Wir lesen alles was die Autorin Antonia Michaelis vorlegt, denn sie hat ein unvergleichlich gutes Gefühl dramatische Geschehnisse in kindgerechte Worte zu packen. Wie auch hier wieder bewiesen mit ‚Manchmal muss man Pferde stehlen‘.
Es geht um zwei Kinder, die unterschiedlicher nicht sein könnten und sich doch so nahe sind: Anna und Tariq. Sie beiden gehen zusammen zur Schule und sind durch verschiedene Ereignisse traumatisiert. Anna verlor ihre Mutter und verstummte. Tariq flog aus Afghanistan mit seinem älteren Bruder von dem er nun getrennt in einem Heim lebt. Er wird auch leider durch seine Ohnmacht gewalttätig. Tariq will nun zu seinem Bruder und Anna und die Pferde Wackelpo und Apfelmütze helfen hier!
Wer anhand des Covers glaubt es ist ein klassisches Pferdebuch, tut dem Buch unrecht. Denn es steckt so viel mehr drin als Liebe zum Tier. Hier wird gelitten und Traumata erklärt und eine zarte Freundschaft entspinnt sich. Aus meiner Sicht ein schönes Kinderbuch, das nicht trivial ist, schön geschrieben und uns die Welt ein wenig menschlicher macht.

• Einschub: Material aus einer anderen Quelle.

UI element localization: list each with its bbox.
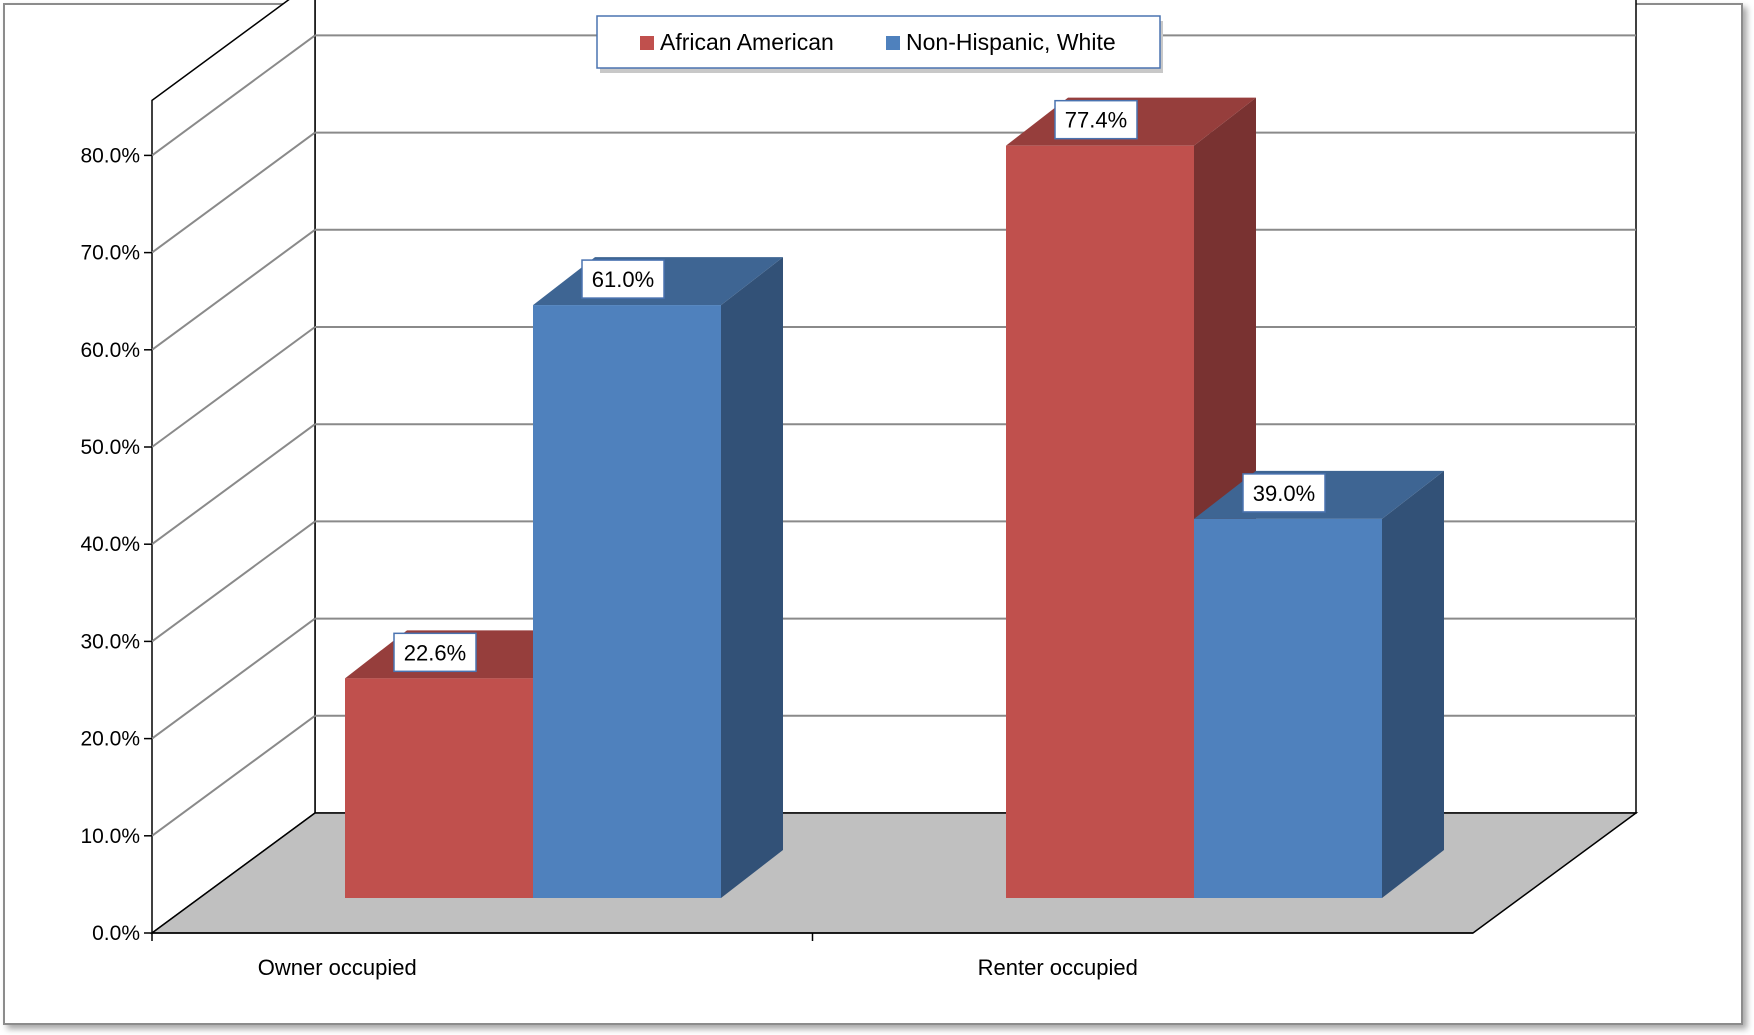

Der Verlag gibt das Lesealter mit 10 Jahren an. Das passt zum Selbstlesen sehr gut, denn es ist mit 284 Seiten recht umfangreich, auch wenn es teilweise schön illustriert ist von Simona M. Ceccarelli, schon ein umfangreicheres Buch mit Inhalt der auch verdaut werden will.